Carbon Monoxide Legislation
Don't let the beep steal your sleep! Remember the law, it's time to replace your CO alarms.
Carbon monoxide poisoning is a scary thought, but homeowners can take simple steps to help ensure they will be alerted to emergency situations with the installation and maintenance of CO alarms.
State and local governments across the U.S. have recognized the importance of CO alarms and have created legislation to help increase the number of CO alarms in homes across the country.
In 2011, 48 states across the nation adopted new building codes that made it the law that all one and two-family homes must have carbon monoxide alarms.

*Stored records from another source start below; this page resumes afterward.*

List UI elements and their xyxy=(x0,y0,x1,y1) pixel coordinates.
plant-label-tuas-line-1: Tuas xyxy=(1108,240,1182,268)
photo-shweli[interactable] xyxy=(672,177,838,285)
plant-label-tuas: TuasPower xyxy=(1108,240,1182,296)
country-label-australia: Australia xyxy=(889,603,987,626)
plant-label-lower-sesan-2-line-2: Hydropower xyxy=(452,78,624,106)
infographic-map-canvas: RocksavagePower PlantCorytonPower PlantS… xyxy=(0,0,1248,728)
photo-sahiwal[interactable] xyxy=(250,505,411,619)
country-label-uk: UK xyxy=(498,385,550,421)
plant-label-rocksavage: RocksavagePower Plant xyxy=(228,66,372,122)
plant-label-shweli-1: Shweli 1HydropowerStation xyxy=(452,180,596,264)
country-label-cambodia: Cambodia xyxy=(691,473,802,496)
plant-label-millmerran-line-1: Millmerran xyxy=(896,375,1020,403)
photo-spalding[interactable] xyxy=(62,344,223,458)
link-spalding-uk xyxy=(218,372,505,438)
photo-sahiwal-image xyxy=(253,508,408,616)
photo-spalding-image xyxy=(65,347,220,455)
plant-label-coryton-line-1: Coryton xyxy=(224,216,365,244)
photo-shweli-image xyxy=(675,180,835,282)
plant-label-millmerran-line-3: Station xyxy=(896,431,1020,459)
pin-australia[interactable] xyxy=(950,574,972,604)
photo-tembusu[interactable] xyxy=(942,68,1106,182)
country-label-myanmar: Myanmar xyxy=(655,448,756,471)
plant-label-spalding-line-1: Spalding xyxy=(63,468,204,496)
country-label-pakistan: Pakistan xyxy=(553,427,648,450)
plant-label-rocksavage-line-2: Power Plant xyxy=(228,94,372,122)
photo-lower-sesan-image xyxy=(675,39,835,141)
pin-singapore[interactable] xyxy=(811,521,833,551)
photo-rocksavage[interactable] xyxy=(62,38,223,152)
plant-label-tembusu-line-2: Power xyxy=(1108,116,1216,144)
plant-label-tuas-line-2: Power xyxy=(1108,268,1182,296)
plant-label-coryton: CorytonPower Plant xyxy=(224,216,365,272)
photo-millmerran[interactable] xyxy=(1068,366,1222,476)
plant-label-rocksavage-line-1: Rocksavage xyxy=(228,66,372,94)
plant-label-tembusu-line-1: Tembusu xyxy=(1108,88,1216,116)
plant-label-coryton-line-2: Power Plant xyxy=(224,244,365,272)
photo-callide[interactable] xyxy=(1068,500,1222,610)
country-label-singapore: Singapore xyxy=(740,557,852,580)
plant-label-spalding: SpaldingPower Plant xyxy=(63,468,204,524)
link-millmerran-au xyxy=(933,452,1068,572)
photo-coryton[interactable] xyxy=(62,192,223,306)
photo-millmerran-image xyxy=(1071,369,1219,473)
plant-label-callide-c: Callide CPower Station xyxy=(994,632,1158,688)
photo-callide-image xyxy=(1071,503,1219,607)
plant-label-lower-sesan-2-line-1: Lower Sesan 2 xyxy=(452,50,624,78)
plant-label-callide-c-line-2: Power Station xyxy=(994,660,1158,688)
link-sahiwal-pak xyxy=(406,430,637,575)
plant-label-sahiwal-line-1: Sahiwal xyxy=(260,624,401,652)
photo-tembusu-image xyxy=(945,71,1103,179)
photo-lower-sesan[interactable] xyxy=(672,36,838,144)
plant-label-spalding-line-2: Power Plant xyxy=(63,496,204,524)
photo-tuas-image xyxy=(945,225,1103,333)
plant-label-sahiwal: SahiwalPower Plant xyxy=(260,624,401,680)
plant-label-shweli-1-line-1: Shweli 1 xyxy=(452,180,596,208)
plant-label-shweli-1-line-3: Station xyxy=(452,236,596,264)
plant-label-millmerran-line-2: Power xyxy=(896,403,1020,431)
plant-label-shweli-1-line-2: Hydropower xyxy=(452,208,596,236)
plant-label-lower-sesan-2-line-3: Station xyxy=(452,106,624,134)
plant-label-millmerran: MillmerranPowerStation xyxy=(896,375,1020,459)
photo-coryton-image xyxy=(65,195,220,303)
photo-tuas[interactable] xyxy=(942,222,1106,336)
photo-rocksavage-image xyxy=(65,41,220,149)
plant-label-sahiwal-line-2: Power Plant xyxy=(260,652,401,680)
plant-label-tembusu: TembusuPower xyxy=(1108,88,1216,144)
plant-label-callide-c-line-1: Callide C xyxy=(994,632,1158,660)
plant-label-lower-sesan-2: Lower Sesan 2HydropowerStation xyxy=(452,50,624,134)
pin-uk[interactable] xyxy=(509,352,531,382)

However, CO legislation goes beyond 2011, in total, 47 U.S. states have passed legislation requiring carbon monoxide alarms in homes.
There are multiple different types of carbon monoxide alarms that can be installed in your home. The most common is the alarms that plug in straight into your wall (CO605). First Alert also offers a portable carbon monoxide alarm that has a 10-year battery and a digital temperature display (CO710). This alarm is perfect for any living area or bedroom, and can be placed on a shelf, coffee table, or can even be mounted on the wall. You can also get combination smoke and CO alarms. These alarms are mounted high on a wall or on the ceiling. Contrary to popular belief, carbon monoxide alarms are still just as effective when mounted in these places. With so many options of alarms, there is no reason not to have CO alarms installed in your home.
Plug-In CO Alarms
Portable CO Alarms
It is important to install CO alarms on every level and in every bedroom of your home. Carbon monoxide can leak from various sources around your house, so it is critical you have multiple alarms around your house for extra safety. It is recommended that you have at least one carbon monoxide alarm on every level of the house and in every bedroom or sleeping area. Having multiple alarms placed in the home is important to ensure the carbon monoxide emergency can be detected as soon as possible, no matter where the leak originates, and that all family members can be alerted in a timely manner.
Just remember that alarms don’t last forever. You must regularly test and replace batteries in your alarm to make sure they are working properly. Also, your carbon monoxide alarm has an average lifespan of 5 to 10 years, so you must replace the whole alarm at the end of its life.